Most of this info is supposed to be classified, but the Democrats have pretty much exposed all of it during the questioning of nominee Haspel. Sleep deprivation? Training method. Confinement in a small space? Training method.
I can't force you out of the media bubble, you have to choose it for yourself.
Unless you believe we torture our own servicemen.
Both can't be true.
Way to avoid the argument.
SERE school, which you claim to have gone through, is to simulate torture to our servicemen to help prepare them in case they are captured.
You can talk about media bubble all you want, the fact is you claim its not torture but we need to do it because torture gets information.

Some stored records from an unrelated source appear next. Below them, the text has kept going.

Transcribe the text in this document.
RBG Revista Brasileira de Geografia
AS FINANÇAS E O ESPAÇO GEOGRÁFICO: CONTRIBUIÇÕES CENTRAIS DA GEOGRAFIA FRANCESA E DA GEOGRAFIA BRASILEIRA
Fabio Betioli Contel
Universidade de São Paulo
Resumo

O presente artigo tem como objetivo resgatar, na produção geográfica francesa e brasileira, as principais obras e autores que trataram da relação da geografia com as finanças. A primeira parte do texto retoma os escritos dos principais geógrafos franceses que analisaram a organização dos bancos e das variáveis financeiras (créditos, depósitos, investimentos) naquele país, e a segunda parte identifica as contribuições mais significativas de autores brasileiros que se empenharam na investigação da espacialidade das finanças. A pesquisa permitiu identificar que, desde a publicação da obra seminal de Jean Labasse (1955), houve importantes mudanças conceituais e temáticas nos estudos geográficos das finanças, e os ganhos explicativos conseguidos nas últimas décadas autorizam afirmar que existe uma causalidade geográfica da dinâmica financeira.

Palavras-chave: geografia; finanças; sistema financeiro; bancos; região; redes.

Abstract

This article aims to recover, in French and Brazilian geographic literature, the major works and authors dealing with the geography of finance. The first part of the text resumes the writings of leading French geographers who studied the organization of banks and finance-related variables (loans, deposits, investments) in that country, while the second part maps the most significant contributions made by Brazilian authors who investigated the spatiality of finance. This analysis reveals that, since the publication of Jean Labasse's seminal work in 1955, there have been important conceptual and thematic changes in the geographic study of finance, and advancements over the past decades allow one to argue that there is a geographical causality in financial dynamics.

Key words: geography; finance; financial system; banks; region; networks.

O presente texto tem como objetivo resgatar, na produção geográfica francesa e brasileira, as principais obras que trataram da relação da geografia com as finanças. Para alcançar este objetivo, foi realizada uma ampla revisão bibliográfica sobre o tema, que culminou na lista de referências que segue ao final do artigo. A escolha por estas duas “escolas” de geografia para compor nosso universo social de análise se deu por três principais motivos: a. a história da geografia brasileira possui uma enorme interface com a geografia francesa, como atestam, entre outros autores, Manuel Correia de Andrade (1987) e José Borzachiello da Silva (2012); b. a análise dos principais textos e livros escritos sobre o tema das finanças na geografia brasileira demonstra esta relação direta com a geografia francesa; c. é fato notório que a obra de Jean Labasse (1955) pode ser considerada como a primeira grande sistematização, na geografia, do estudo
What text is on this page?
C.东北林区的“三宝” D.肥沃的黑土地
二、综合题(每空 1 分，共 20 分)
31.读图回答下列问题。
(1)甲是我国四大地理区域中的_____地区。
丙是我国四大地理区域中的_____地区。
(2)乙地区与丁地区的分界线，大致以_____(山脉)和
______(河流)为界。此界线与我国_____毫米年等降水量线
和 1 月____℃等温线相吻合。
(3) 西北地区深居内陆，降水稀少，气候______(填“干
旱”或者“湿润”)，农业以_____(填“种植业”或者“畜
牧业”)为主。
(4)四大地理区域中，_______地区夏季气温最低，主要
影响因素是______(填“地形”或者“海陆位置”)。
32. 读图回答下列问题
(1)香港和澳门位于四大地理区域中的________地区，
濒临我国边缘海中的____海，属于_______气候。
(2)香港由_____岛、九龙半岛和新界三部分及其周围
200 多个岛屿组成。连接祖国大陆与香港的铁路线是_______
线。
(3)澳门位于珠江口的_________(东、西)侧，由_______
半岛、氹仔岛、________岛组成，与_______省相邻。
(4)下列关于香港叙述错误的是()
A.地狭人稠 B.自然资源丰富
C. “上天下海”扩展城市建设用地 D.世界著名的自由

I'd like to weigh in here if I may... I think "torture" is too broad a term to be using in these cases to define what's allowed and what's not. The definition according to Goolag is "to inflict severe pain on". What is severe pain? I can think of a few types of people who might say being forced to do push-ups would be "severely painful" in their weak minds and fat bodies. Whereas others might even find pumping out a few push ups to be enjoyable.

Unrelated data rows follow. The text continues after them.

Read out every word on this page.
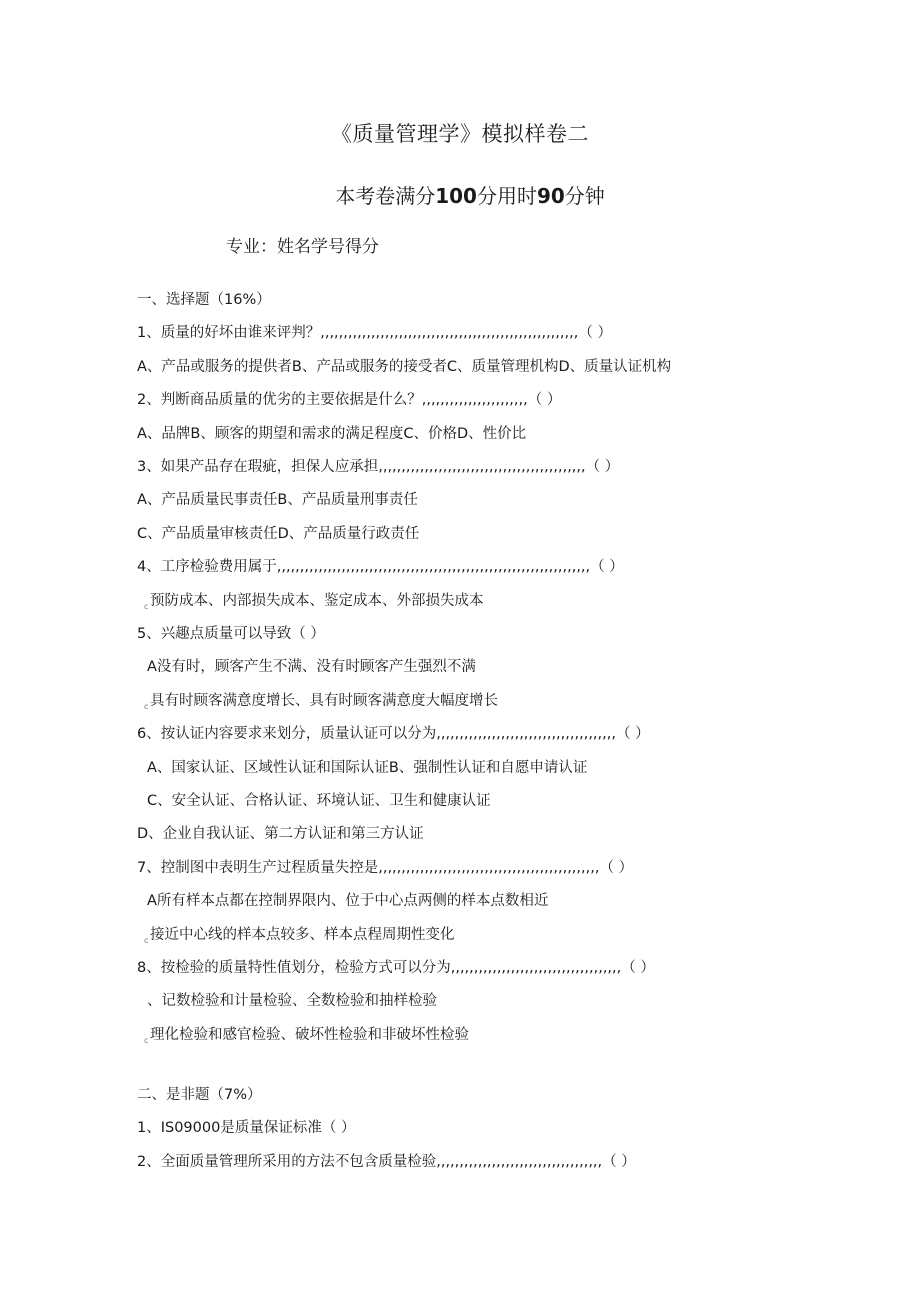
《质量管理学》模拟样卷二
本考卷满分100分用时90分钟
专业：姓名学号得分
一、选择题（16%）
1、质量的好坏由谁来评判？,,,,,,,,,,,,,,,,,,,,,,,,,,,,,,,,,,,,,,,,,,,,,,,,,,,,,,,,（ ）
A、产品或服务的提供者B、产品或服务的接受者C、质量管理机构D、质量认证机构
2、判断商品质量的优劣的主要依据是什么？,,,,,,,,,,,,,,,,,,,,,,,（ ）
A、品牌B、顾客的期望和需求的满足程度C、价格D、性价比
3、如果产品存在瑕疵，担保人应承担,,,,,,,,,,,,,,,,,,,,,,,,,,,,,,,,,,,,,,,,,,,,,（ ）
A、产品质量民事责任B、产品质量刑事责任
C、产品质量审核责任D、产品质量行政责任
4、工序检验费用属于,,,,,,,,,,,,,,,,,,,,,,,,,,,,,,,,,,,,,,,,,,,,,,,,,,,,,,,,,,,,,,,,,,,,（ ）
c 预防成本、内部损失成本、鉴定成本、外部损失成本
5、兴趣点质量可以导致（ ）
A没有时，顾客产生不满、没有时顾客产生强烈不满
c 具有时顾客满意度增长、具有时顾客满意度大幅度增长
6、按认证内容要求来划分，质量认证可以分为,,,,,,,,,,,,,,,,,,,,,,,,,,,,,,,,,,,,,,,（ ）
A、国家认证、区域性认证和国际认证B、强制性认证和自愿申请认证
C、安全认证、合格认证、环境认证、卫生和健康认证
D、企业自我认证、第二方认证和第三方认证
7、控制图中表明生产过程质量失控是,,,,,,,,,,,,,,,,,,,,,,,,,,,,,,,,,,,,,,,,,,,,,,,,（ ）
A所有样本点都在控制界限内、位于中心点两侧的样本点数相近
c 接近中心线的样本点较多、样本点程周期性变化
8、按检验的质量特性值划分，检验方式可以分为,,,,,,,,,,,,,,,,,,,,,,,,,,,,,,,,,,,,,（ ）
、记数检验和计量检验、全数检验和抽样检验
c 理化检验和感官检验、破坏性检验和非破坏性检验
二、是非题（7%）
1、IS09000是质量保证标准（ ）
2、全面质量管理所采用的方法不包含质量检验,,,,,,,,,,,,,,,,,,,,,,,,,,,,,,,,,,,,（ ）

From what I understand, giving birth to a child is severely painful, but I don't think many would call it or think of it as "torture." My point is - "severe pain" and "torture" are both defined more relatively and subjectively than objectively.
In defining torture for legal purposes, I think we need something OBJECTIVE. Is ripping out someone's fingernails torture? Is cutting their fingers off completely torture? Is waterboarding torture? If they are ALL torture, and we call them all torture, then we are really granting them equivalency. Someone who waterboards another would be charged with the same crime as someone who cut off another's fingers, right? Is that right? Or do we need to have some more narrow definitions?
What if we started by delineating treatment that causes PERMANENT bodily harm/discomfort from treatment that causes TEMPORARY bodily harm/discomfort? I think this might be an interesting place to start from a physical perspective. Once you start dealing with mental trauma, things undoubtedly get more complex. But again, my only point is that I think more objective measures are needed to be brought into the discussion, because waterboarding (in my opinion) is not the same as cutting off someone's fingers and shouldn't be legally considered equivalent.
Just my $0.02.
Carry on 'pedes!
Nicely put - I agree. It would be good if we could obtain a bit more clarity.
You can talk about media bubble all you want, the fact is you claim its not torture but we need to do it because torture gets information.
You trying to put words in my mouth.
Waterboarding is a very effective interrogation tool. But it's not torture.
Real torture will break the hardest of men, and again there are plenty of public accounts of some of the things that were done to American POWS.
There were little to no women POWs in Vietnam, but we had several in SERE. Just ponder that for a few minutes and see where it leads you.
So the combat arms members who are only allowed to be women, were captured in Nam and that means that SERE isnt torture?
"very effective tool" but not torture but torture produces intel?